第二百五十三話 ダークvs指揮官
大剣を下ろすダークを見た指揮官はダークが自分たちを馬鹿にしていると感じたのか表情を険しくし、槍を横に振りながら声を上げた。
「全員、かかれぇ! 力を過信する人間たちに自身の愚かさを分からせてやれ!」
指揮官の命令で魔族兵と悪魔族モンスターは一斉にダークたちに向かって突撃する。迫ってくる魔族軍を見てダンバとマルゼント兵たちは緊迫した表情を浮かべた。だがダークは慌てることなく左手をポーチに入れ、何かを取り出すと魔族軍に向かって投げる。

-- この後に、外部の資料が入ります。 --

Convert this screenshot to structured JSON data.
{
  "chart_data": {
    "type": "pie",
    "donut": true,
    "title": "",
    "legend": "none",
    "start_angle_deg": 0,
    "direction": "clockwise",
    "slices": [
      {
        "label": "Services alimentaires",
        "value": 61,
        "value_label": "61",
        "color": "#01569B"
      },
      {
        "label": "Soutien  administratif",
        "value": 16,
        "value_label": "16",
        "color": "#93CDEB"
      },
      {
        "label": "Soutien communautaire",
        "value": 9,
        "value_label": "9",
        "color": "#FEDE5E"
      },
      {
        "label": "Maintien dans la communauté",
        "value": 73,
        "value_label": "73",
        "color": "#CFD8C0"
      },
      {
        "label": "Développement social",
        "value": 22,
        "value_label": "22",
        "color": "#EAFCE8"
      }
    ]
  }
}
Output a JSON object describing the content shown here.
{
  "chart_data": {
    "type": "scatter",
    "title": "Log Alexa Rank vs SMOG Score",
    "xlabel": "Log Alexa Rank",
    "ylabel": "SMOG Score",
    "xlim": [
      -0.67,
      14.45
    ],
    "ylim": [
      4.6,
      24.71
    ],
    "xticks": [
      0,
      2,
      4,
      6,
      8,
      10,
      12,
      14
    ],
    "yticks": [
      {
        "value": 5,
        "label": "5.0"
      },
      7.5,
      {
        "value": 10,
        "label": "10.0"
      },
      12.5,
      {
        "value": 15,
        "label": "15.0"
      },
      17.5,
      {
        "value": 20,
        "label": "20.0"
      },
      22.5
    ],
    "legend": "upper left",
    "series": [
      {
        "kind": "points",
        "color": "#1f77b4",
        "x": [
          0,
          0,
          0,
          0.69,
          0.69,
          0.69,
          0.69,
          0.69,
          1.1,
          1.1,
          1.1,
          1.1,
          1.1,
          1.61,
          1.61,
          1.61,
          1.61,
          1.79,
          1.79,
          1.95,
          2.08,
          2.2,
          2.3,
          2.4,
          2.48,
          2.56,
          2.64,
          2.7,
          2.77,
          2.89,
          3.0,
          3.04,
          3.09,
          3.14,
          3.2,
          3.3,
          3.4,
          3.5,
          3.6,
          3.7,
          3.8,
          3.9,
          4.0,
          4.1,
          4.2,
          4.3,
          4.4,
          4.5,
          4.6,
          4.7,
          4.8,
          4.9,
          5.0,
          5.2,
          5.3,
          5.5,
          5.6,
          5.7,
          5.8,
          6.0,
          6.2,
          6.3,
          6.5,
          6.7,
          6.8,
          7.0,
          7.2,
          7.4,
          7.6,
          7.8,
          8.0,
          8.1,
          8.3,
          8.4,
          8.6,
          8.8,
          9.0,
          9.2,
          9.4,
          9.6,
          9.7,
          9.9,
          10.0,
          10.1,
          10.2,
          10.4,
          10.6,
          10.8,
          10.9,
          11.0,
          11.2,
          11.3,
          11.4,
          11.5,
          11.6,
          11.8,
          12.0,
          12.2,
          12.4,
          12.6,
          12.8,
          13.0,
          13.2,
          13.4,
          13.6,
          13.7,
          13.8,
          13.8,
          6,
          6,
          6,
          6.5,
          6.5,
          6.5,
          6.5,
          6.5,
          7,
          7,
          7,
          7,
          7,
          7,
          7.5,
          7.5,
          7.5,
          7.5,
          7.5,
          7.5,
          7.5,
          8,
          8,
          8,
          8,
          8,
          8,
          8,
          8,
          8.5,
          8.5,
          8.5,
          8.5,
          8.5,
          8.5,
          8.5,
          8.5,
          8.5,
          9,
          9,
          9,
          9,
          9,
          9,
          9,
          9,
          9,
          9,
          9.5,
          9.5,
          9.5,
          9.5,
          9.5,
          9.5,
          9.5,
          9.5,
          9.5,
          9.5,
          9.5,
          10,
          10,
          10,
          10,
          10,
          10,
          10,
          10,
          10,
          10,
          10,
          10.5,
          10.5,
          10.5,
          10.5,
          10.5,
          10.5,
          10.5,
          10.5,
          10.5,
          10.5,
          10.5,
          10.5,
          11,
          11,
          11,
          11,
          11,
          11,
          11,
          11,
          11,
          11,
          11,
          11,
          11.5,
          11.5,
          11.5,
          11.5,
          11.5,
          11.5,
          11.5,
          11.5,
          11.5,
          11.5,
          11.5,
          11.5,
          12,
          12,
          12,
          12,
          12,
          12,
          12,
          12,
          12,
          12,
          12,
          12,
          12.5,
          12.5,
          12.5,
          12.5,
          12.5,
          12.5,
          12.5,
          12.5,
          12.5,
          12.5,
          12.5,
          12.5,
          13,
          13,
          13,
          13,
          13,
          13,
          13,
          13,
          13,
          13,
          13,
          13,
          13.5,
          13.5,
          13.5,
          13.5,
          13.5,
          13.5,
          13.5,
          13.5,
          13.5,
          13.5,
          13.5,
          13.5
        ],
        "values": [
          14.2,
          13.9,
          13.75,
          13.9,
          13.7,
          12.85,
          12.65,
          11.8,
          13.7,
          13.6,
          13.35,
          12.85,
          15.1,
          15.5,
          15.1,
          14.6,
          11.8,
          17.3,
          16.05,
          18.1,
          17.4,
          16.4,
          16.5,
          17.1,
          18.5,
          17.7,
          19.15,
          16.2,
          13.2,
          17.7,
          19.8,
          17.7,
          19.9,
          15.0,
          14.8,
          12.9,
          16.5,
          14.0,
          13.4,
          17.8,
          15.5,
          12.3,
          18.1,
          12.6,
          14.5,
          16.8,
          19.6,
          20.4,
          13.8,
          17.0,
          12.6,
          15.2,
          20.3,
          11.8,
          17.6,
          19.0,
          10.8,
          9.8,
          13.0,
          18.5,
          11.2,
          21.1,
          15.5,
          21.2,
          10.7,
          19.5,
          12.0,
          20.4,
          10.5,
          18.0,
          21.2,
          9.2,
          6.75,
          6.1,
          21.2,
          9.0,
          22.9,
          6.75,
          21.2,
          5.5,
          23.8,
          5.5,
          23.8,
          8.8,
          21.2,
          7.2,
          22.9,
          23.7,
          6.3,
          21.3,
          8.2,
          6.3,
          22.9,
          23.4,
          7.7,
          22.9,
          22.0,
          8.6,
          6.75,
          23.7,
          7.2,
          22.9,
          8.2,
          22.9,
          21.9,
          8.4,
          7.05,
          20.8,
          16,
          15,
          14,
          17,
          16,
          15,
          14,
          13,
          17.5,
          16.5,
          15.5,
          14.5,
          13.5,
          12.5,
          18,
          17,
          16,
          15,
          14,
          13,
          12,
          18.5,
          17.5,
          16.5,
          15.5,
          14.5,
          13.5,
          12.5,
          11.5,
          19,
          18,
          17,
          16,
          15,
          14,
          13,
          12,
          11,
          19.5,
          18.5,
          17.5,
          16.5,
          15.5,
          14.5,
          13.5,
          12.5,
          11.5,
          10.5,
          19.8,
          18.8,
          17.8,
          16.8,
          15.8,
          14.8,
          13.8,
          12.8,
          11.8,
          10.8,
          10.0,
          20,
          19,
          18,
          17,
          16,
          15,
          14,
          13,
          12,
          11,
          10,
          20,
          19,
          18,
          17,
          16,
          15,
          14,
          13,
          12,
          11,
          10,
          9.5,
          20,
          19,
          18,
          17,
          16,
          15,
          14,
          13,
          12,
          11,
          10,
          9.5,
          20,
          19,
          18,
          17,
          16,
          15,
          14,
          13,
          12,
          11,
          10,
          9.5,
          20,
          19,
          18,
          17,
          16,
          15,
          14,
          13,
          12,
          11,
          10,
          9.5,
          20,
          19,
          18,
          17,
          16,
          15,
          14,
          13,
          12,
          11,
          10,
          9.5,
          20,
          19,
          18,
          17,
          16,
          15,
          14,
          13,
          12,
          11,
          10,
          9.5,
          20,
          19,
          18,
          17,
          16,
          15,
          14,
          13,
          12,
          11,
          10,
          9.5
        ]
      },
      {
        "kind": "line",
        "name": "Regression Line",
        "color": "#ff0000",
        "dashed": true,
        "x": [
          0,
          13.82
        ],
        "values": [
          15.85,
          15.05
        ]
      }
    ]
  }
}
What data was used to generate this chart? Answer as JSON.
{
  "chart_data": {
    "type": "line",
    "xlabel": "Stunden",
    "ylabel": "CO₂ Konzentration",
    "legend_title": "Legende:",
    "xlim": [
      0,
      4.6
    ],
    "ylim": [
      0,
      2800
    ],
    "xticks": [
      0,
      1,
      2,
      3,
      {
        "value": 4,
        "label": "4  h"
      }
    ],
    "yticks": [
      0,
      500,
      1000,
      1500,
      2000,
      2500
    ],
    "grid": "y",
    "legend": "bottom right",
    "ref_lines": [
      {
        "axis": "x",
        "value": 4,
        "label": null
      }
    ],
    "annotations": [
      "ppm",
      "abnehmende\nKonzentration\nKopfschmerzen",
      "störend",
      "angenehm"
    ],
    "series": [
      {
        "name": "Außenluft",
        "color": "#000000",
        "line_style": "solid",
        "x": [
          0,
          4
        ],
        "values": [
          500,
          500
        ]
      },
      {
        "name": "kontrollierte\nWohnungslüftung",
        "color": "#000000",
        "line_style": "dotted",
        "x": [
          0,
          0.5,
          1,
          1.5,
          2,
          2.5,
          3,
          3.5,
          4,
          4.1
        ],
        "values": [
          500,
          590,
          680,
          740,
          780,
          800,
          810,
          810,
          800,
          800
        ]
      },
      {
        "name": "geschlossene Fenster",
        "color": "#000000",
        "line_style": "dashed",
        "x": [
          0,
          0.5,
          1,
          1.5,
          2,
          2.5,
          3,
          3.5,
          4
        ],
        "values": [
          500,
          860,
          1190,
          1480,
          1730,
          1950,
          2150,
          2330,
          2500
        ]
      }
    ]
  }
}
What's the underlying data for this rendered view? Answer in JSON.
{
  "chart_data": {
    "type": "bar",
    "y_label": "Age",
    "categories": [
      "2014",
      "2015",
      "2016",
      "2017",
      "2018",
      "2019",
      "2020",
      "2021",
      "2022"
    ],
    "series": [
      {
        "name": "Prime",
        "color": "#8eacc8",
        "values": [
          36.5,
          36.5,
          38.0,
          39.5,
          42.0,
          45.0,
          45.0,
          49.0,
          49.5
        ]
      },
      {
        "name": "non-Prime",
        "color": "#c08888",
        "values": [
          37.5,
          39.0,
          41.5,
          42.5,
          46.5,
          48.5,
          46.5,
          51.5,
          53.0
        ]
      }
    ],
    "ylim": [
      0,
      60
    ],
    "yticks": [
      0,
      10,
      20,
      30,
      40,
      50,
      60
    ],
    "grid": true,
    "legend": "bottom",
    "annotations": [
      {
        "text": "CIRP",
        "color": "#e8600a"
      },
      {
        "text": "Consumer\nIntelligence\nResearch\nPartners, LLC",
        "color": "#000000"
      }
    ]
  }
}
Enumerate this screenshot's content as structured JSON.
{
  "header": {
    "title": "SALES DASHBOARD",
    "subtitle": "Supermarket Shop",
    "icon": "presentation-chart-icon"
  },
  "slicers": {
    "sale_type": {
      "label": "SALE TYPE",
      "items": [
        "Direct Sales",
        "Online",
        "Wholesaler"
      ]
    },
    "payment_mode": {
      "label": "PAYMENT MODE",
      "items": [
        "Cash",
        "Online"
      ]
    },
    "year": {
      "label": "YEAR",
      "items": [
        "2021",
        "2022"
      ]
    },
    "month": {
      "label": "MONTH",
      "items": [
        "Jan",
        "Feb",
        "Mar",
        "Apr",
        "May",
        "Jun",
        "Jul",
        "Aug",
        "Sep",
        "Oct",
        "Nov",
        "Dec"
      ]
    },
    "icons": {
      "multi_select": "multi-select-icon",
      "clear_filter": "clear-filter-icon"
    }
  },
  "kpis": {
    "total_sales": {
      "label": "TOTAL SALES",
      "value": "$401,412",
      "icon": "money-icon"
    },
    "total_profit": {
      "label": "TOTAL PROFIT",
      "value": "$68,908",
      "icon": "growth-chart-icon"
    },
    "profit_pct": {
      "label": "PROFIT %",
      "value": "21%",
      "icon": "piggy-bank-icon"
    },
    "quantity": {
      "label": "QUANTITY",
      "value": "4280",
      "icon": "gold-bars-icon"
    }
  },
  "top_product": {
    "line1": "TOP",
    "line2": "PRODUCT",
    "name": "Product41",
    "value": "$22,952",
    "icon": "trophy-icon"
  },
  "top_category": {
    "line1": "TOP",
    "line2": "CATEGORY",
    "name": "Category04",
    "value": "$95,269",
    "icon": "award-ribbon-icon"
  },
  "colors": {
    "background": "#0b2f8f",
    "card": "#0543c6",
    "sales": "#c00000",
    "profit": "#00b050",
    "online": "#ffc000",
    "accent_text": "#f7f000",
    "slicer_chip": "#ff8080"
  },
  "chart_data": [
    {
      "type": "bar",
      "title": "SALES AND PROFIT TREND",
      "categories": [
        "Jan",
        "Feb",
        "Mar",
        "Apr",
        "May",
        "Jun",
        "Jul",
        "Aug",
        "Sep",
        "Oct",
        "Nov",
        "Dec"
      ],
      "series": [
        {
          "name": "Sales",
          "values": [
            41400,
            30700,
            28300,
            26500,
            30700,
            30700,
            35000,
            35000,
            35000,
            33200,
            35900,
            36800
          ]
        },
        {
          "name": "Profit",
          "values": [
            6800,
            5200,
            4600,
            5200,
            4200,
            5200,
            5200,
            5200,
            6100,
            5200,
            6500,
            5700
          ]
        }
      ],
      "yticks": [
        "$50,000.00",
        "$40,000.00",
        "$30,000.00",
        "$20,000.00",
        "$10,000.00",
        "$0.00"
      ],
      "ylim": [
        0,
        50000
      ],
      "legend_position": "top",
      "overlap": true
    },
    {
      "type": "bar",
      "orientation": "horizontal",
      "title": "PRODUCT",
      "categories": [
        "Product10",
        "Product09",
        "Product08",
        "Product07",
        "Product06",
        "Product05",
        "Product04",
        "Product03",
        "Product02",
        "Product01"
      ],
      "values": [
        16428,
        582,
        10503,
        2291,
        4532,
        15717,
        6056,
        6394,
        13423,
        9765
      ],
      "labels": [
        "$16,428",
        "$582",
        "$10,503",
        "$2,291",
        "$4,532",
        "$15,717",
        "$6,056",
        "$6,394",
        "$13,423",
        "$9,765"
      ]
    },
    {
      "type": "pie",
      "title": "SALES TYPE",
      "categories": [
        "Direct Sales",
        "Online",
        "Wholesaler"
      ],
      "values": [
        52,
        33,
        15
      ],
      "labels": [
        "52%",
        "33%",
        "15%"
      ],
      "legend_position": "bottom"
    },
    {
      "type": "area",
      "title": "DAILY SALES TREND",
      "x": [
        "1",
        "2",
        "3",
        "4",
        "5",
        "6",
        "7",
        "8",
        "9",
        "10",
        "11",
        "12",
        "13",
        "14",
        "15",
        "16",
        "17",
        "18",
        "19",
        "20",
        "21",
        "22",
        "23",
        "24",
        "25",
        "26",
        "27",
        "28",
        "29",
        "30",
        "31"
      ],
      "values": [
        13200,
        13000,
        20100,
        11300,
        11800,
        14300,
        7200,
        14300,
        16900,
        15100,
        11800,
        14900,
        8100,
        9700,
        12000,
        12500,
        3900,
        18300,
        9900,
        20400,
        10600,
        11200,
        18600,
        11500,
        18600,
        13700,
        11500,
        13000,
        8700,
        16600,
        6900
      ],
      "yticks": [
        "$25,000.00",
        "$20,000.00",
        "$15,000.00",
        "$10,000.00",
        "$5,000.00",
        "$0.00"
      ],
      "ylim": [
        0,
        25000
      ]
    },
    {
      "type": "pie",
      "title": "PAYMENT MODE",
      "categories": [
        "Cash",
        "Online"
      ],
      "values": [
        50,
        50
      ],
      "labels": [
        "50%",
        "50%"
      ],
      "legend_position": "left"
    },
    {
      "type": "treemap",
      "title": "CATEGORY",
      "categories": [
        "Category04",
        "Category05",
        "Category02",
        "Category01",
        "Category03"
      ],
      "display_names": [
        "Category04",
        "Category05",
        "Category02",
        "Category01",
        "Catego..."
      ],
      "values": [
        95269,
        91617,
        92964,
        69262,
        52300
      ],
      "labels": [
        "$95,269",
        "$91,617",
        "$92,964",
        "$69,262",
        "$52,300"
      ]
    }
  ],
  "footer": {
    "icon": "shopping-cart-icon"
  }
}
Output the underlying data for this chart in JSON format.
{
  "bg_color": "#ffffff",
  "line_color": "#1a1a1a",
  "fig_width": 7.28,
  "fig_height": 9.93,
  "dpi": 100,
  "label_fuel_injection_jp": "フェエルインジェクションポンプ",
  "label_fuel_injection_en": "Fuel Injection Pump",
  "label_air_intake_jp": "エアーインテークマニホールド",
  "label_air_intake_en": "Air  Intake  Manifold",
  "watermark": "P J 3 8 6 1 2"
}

ダークが投げたのは無数の黄色い小さなサイコロで、地面に落ちたサイコロは黄色く光り出した。そして、魔族兵や悪魔族モンスターがサイコロに近づいた瞬間、サイコロから炎の柱、真空波、青白い電撃、三つの炎の輪などが周囲に放たれて魔族兵か悪魔族モンスターに命中する。ダークが投げたのは魔法使いでなくても魔法が使えるマジックアイテムのマジックダイスで、魔族軍はマジックダイスの魔法攻撃を受けたのだ。
魔族兵と悪魔族モンスターはマジックダイスの魔法を受けて断末魔の声を上げ、その場に崩れるように倒れた。マジックダイスによって大勢の魔族兵と悪魔族モンスターが倒れ、運よく魔法を受けなかった魔族兵たちは倒れた仲間を見て驚愕の表情を浮かべ、ダンバとマルゼント兵たちも目を見開きながら驚いている。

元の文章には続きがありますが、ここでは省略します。